New research commissioned by employment-oriented social network LinkedIn shows that the entitlement gap between men and women persists in UAE’s corporate environment.

The new survey, which involved 2,000 young working professionals, revealed that 65 percent of women and 63 percent of men think that women feel less entitled than their male counterparts in the workplace. This means that women feel less deserving to pay increases, promotion, and career progression.

Entitlement gap

Professionals in the media, communications, and marketing industries have a higher perception of the entitlement gap. Those in the director perception also feel a wider gap, with 77 percent of respondents in this category answering in the affirmative that women feel less entitled than men in the workplace. Only 54 percent of skilled manual workers think the same. 

Thirty percent of the women also think that being granted flexible working hours come with penalties such as the lack of or delay in their career progression. Over a third also think that those given flexible working hours are perceived as less committed than other employees. 

“Maybe the reason behind this feeling is the culture of always being switched on to work-demands. Women have more responsibilities in the household, so they switch off at certain times while their male counterparts always answer that work email. So at some point, they will feel less entitled to ask for that raise because they feel they deserve it less as they are attending to their home life,” LinkedIn’s MENA editor Lynn Chouman said. 

Changes brought by COVID-19

The coronavirus also impacted working women, with 43 percent of the respondents saying that they have either considered leaving their work or leaving the workforce because of the pandemic. 

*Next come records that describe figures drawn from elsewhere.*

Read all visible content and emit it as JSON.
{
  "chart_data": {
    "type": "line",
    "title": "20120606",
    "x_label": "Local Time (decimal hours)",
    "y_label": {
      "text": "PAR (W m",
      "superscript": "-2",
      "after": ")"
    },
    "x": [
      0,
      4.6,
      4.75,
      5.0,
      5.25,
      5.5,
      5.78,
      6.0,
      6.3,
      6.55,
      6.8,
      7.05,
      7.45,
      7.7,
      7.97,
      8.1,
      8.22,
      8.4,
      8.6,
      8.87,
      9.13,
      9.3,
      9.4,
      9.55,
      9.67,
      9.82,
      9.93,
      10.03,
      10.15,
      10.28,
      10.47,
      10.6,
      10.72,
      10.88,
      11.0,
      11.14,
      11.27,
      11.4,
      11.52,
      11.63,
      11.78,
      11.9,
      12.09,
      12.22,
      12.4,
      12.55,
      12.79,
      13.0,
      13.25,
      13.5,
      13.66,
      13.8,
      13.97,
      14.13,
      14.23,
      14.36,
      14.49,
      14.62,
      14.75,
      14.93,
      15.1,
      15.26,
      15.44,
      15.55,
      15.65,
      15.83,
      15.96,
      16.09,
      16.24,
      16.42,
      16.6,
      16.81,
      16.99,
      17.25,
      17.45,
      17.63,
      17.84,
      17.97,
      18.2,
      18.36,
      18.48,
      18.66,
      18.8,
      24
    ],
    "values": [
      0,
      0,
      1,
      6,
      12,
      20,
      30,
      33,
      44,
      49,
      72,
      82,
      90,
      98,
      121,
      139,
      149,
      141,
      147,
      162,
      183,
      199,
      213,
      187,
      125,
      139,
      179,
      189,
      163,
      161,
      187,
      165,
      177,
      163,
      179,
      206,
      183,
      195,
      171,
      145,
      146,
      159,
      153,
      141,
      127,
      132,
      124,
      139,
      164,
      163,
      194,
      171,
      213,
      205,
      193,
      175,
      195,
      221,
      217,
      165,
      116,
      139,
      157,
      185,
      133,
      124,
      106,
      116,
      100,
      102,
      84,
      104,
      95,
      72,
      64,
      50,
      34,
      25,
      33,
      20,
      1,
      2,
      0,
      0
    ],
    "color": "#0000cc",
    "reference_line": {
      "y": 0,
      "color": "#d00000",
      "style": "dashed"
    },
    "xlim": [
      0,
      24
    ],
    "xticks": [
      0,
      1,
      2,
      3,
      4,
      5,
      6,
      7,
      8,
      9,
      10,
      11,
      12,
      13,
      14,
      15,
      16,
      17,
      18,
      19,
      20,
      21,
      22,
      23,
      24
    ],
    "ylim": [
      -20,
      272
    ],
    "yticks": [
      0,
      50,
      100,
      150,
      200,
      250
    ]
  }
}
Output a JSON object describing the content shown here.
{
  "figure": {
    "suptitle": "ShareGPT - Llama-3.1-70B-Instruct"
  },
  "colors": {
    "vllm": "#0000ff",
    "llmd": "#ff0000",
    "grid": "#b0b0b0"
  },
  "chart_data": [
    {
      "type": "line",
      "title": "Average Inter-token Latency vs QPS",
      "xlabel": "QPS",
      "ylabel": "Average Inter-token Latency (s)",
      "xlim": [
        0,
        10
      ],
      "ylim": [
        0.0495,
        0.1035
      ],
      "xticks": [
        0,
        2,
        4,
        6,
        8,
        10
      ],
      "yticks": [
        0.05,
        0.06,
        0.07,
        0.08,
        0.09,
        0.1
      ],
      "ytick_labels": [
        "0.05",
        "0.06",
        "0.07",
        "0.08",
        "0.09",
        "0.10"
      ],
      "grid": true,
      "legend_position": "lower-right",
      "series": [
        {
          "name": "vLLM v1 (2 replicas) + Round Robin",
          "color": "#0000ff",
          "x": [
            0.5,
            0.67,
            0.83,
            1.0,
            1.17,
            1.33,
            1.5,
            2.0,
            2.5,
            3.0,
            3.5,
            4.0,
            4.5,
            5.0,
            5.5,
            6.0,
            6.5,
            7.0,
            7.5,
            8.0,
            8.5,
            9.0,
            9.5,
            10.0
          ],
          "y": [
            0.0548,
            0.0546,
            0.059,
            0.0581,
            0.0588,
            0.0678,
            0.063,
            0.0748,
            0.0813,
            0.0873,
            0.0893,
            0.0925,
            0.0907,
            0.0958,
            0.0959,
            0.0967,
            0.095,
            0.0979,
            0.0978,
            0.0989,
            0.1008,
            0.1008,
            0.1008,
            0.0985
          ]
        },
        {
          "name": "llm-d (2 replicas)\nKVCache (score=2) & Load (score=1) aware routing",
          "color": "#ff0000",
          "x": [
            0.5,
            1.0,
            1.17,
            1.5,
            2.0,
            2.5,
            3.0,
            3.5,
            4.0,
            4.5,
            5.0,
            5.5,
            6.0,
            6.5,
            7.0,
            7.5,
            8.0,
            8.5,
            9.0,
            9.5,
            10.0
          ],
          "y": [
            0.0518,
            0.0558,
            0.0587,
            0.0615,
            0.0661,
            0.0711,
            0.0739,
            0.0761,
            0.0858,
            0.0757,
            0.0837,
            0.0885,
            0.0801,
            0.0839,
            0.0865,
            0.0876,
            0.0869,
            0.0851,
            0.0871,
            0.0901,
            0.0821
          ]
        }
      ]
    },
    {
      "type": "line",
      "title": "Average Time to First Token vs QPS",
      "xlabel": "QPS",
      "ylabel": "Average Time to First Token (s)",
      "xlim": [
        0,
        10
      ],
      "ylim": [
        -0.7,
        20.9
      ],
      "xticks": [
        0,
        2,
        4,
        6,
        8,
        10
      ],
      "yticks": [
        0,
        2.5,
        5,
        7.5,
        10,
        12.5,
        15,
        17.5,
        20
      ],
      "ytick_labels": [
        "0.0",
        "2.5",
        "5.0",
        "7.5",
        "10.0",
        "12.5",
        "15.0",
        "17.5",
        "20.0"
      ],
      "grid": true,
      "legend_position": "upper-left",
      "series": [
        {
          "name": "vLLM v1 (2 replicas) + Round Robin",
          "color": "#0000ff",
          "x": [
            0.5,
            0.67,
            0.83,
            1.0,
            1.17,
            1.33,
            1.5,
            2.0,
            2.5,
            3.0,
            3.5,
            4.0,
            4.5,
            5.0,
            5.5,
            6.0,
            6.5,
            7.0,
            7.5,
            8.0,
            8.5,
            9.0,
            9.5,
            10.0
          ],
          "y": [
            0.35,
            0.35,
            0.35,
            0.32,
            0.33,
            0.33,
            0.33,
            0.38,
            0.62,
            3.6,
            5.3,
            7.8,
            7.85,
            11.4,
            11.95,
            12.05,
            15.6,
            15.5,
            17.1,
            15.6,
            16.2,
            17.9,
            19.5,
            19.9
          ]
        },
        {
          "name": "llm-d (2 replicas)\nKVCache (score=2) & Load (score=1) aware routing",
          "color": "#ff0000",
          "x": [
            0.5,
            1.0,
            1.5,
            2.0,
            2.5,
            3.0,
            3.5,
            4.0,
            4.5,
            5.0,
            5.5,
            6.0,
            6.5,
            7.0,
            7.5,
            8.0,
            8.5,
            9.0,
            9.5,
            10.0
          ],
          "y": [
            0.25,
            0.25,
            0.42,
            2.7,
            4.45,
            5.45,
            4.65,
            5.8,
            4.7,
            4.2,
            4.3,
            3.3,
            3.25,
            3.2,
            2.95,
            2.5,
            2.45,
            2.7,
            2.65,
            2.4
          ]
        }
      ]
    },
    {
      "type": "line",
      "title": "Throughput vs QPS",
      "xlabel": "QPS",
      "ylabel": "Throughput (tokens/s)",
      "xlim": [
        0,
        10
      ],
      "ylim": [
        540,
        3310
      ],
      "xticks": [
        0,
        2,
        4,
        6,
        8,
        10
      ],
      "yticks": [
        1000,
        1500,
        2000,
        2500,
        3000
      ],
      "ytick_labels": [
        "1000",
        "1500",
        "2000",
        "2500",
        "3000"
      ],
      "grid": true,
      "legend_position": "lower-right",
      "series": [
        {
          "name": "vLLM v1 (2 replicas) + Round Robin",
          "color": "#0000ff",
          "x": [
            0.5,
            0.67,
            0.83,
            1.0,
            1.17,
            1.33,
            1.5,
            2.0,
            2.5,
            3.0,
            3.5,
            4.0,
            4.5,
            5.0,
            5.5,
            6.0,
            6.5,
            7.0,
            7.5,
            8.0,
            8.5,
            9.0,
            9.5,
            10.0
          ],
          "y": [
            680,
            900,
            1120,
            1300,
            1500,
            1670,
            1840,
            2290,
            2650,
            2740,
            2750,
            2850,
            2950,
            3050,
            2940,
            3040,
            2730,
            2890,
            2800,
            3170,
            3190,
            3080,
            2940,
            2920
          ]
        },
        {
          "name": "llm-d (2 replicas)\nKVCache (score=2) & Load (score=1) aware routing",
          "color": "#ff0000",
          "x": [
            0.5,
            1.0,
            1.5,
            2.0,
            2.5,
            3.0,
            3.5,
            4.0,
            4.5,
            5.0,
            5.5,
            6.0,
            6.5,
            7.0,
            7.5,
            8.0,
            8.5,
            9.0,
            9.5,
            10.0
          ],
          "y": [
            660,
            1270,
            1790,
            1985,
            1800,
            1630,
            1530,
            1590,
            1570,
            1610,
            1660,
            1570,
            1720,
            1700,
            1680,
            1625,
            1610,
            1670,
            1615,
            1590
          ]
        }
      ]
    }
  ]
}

COVID-19, however, also introduced positive changes that allowed women to have flexible working arrangements. Nearly half of the survey participants said that their company had training and targets for managers to enforce gender-equality policies in the workplace.

The gender gap in employment

According to Catalyst, a non-profit that aims to build workplaces that work for women, only 46.9 percent of women were in the labor force in 2020, a decline from 51.0 percent in 1990. It cited structural barriers and cultural restrictions as factors that contribute to the gender gap in the workplace. 

“Despite an increase of women pursuing higher education globally, a gender gap in employment rates remains among highly educated women and men in some countries. <…> Unpaid caregiving responsibilities can prevent paid employment opportunities, and this work disproportionally falls to women.”